Neha Pawar who plays the gregarious Naina Kaur is slightly tolerable but her Punjabi accent courtesy the Kajol in K3G School of Over The Top Punjabi accents starts grating on your nerves after a while and when she starts pursing her mouth to signify anger, throws hissy fits to signify she is a Petulant Punjabi any kind feelings quickly disappear.
The only likeable person in the whole film is a Biji who musters up a pretty believable accent and has a personality one can like. Pity she couldnt play most of the lead (and supporting cast).
So Naina Kaur wants to run a paratha empire and feed her ware to everyone she meets as buxom Parathey Wali Gali residents are wont to do, the earnest Maulick runs a street theatre company in the neighbourhood. Their paths cross, Naina joins his crew ...Biji soon follows. A smarmy drama festival producer offers the troupe a chance to perform at his fest. Most of the film is about the troupe preparing for a very "serious" play, the contents (or rehearsals ) of we are never privy to. Most probably because it is SERIOUS stuff and we by virtue of buying tickets for this film are for Maulick are too dumb to ever appreciate the seriousness of. We might snigger. Or ask for an item number.
And then there is a setback. Maulik goes into depression. Film goes into sepia mode.

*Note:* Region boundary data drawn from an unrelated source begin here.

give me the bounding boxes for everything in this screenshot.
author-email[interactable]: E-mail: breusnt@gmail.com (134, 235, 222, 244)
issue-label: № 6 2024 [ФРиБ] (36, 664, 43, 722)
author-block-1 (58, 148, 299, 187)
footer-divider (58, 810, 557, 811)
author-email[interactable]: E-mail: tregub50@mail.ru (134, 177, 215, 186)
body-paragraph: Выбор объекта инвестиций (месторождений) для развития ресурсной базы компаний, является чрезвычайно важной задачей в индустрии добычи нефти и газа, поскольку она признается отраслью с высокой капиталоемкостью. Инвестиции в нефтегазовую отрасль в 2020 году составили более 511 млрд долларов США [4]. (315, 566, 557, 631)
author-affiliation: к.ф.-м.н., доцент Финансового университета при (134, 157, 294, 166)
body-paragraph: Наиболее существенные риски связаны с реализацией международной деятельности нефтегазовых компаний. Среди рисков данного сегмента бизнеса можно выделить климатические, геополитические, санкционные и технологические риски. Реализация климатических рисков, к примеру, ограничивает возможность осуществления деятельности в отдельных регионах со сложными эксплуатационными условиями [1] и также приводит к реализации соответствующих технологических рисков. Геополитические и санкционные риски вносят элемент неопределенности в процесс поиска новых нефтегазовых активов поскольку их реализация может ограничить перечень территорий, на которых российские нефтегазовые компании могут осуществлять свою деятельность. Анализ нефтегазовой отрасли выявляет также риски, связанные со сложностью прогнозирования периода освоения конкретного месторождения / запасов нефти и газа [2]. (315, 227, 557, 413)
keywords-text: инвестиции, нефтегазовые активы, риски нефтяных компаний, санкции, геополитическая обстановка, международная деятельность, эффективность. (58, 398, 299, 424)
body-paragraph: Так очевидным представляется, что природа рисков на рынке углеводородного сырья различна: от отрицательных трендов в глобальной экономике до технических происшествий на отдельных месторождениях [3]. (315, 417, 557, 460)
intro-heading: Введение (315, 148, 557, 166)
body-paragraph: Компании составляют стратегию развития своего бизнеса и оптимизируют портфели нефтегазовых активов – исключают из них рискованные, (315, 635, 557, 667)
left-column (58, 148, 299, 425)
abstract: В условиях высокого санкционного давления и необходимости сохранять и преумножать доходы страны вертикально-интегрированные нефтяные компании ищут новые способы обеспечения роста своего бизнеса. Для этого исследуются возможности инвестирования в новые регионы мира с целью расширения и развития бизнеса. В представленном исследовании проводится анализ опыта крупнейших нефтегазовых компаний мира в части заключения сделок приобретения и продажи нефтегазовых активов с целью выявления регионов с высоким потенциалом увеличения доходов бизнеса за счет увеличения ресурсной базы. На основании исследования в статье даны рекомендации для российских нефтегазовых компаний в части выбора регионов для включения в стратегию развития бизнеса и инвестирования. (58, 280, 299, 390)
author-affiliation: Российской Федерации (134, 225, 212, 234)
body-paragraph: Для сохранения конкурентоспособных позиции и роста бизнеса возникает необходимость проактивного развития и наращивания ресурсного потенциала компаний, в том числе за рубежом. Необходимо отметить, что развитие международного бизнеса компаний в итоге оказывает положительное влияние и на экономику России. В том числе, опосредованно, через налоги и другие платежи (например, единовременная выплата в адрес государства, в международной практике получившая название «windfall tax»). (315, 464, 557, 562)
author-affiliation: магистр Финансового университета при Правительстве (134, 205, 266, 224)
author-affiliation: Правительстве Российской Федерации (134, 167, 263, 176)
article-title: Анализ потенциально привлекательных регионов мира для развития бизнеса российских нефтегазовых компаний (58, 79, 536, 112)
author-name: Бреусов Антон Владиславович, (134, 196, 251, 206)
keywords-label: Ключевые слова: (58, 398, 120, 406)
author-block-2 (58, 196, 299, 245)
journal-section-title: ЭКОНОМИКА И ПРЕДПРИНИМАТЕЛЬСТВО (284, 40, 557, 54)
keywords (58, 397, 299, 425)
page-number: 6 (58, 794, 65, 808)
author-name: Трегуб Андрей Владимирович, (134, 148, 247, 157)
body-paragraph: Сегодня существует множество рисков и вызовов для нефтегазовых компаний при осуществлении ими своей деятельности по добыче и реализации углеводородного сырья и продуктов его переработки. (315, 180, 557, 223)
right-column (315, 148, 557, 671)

There are flashes of redemption in the film when the camera shifts to the "liitle man about Chandni Chowk", the eccentric, the pot bellied--I wish this film could have been about the lives and loves of those quriky characters. For if I want a two minute voyeuristic glimpse into their lives I can always take the Metro down to the Parathe Wali Gali and probably get a decent paratha meal out of it too. For something tells me just like her "intermittent access" to a Punjabi accent even Naina's parathas may be a little off.
For a while I thought I should allow myself to like (and understand) MAulick's character , give him a chance to redeem himself you know, but then Naina has to coyly ask him whether his lack of a girl friend means he likes boys and he answers quickly with a NO I AM NORMAL.